Dutch as a school subject meant literature when I was in school (like, forty years ago). A short story here, a poem there. Medieval Dutch. A highlight of nineteenth-century Dutch literature (Max Havelaar). We famously had one grammar (spelling) lesson a year, followed by a quick test applying a few stupid rules (for those who know Dutch, this was mostly about applying the kofschip rules). It was no big deal. What I hear from students and pick up from a few colleagues now is that Dutch classes have become some horrible thing about grammar, vocabulary (?!), and more torture. What a surprise no high school graduate in The Netherlands wants to read Dutch in university anymore! (It may, by the way, also explain the general disdain of the Dutch for their own language and their embracing silly English expressions where perfectly fine Dutch equivalents are available.)
The modern languages where taught grammar-based in the 1970s and 1980s, but there were some adventurous teachers who were clearly moving in a different direction, and it was not only about grammar and vocabulary, as it often seems to be today (or so I hear from my poor students--third year French, never read a book).
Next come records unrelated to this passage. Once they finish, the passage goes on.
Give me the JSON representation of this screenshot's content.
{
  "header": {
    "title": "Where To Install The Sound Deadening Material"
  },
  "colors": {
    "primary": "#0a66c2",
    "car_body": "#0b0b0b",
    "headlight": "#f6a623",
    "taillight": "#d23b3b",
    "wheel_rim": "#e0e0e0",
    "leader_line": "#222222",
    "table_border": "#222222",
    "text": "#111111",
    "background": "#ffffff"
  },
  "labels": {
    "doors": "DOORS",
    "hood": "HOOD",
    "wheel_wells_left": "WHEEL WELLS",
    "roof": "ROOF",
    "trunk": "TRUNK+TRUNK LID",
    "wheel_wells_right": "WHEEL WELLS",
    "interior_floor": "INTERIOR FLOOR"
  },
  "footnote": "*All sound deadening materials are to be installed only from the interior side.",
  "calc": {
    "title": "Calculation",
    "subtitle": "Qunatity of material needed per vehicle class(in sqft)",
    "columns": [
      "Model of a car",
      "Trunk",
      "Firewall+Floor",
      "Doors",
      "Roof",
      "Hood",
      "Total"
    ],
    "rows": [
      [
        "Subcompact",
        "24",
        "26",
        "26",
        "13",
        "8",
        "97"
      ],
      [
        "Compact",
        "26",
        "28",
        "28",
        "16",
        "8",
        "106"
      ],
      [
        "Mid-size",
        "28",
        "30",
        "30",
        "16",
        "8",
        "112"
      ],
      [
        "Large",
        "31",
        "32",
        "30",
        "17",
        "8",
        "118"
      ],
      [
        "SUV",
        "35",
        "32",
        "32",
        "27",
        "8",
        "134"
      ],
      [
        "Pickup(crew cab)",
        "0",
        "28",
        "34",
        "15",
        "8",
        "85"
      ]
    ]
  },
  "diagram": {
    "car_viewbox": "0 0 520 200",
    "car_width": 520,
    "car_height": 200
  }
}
The Classical languages have been grammar-based for a long time in The Netherlands and despite excellent classicists (such as A.G. de Man in In grammaticis veritas [Groningen: Wolters, 1951]) ringing the alarm bell, very little seems to have changed for the past 80 years, or more likely a century and a half. No, something has. It’s even worse than when I was in school. More grammar (not that the kids actually learn it), less stories, much less learning. (Sorry, but I don’t give a penny for turning Latin and Greek into a kind of ancient history class, it seems to me a horrible sell-out, a cop-out for not learning the language, which indeed they don’t, and teachers seem to think it’s fine.)
So what is it with my Dutch colleagues and their odd belief in grammar? Anybody who speaks a few languages fluently knows s/he did not learn that language by studying grammar. The very best students I see in Latin and Greek read, read, read. I ask them, Do you think of grammar rules when reading? Oh no, sir, they smile, almost apologetically, except they do know I love their answer. We just read. If I don’t get it, one very good student adds, I just read it again. And then I get it. The grammar exercises in the reading book? Oh no, says the student, I skip those. And she is right.
Such students learn grammar from language. They have long understood that it ain’t work the other way around, like I found out, realizing I couldn’t read Latin to save my life after six years (very many hours, plus a very decent final exam) of Latin in high school.
How come language teachers don’t seem to see that?